Barrier function is unimpaired in β1-cKO mice. Bladders from control mice and β1-cKO mice were mounted in modified Ussing chambers for measurements of permeability to isotopic water (A) and urea (B) and for transepithelial resistance (C). Permeability coefficients were calculated from the flux rates across the urothelium. Data are shown as means ± sem, with n = 5–8 mice/group. There were no significant differences in permeability or TER.

Figure 6.

β1-cKO mice are incontinent. Voiding behavior was analyzed by quantitation of urine spot patterns on filter paper. A–D) Representative urine spot patterns for control (A, B) and β1-cKO mice (C, D). Control mice void in a controlled manner in one or two areas, while β1-cKOs have uncontrolled random urine leakage. E–G) Summary data for 4 mice/group that were tested on 3 separate days. Urine spot number (E) and spot area (F) as a percentage of the filter paper area were significantly greater in the β1-cKO mice; frequency distribution of urine spot volumes (G) showed β1-cKO mice had a greater proportion of urine deposits that were moderately large (0.8–4 μl). *P < 0.05, **P < 0.01.

Figure 7.

β1-cKO mice have overactive bladder and overfill. Cystometry was performed on anesthetized mice, and intrabladder pressure was monitored with a pressure transducer throughout multiple fill and void cycles.

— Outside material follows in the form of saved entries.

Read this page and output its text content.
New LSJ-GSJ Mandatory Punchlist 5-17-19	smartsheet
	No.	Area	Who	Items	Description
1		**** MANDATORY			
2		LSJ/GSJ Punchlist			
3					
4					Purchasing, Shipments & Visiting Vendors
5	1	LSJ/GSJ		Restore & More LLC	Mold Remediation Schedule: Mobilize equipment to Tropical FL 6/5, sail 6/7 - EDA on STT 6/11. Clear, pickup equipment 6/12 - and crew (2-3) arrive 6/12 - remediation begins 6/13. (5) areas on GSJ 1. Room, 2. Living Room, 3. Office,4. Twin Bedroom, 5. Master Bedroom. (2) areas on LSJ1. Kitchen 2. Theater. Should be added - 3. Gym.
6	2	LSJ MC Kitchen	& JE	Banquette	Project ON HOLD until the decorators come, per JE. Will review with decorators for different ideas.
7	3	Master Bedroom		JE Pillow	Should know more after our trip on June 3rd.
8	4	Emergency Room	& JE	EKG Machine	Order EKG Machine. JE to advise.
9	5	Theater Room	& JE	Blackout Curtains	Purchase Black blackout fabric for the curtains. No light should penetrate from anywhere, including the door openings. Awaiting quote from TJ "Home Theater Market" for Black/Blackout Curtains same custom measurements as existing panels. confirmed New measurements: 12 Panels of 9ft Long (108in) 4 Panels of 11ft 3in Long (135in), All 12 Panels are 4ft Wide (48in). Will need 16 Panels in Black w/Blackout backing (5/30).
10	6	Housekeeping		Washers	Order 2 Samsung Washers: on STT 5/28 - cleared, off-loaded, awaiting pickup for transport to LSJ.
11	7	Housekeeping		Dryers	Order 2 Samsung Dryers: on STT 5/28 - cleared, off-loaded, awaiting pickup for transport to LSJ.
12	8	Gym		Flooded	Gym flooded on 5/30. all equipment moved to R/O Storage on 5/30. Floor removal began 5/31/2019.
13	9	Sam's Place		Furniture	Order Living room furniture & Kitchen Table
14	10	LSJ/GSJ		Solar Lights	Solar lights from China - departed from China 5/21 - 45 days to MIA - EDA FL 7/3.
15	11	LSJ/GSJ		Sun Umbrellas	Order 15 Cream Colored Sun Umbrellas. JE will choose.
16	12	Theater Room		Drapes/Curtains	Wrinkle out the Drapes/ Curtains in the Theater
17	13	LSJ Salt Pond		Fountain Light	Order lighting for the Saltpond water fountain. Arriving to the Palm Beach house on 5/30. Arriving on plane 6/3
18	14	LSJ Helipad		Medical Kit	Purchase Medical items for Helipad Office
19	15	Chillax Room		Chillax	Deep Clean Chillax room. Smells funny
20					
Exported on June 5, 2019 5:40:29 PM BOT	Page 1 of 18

A, B) Representative cystometrograms of a control mouse (A) and a β1-cKO mouse (B). Asterisks indicate the point at which voiding occurs; time between voids is the intercontractile interval (ICI). C) ICI is greater for β1-cKO mice than for controls. *P < 0.05. D) Prevoiding contractions were much more frequent in β1-cKO mice than controls. *P < 0.01. E) Voiding pressure changes were not different. F) ATP concentrations in voided cystometry fluid were higher in β1-cKO mice. *P < 0.05. Data in panels C–F are shown as means ± sem. n = 6–7 mice/group (C–E); 4 mice/group (F).

Figure 8.

β1-cKO bladders exhibit higher stretch-activated ion conductances than controls: A) Bladders were mounted in Ussing chambers with continuous monitoring of I_sc. On exposure to 1 cmH₂O hydrostatic pressure on the luminal side (arrows), I_sc increased dramatically. The magnitude of the increase was significantly greater for β1-cKO mouse bladders. B) Summary of I_sc changes with pressure (n=4 mice/group). *P < 0.05.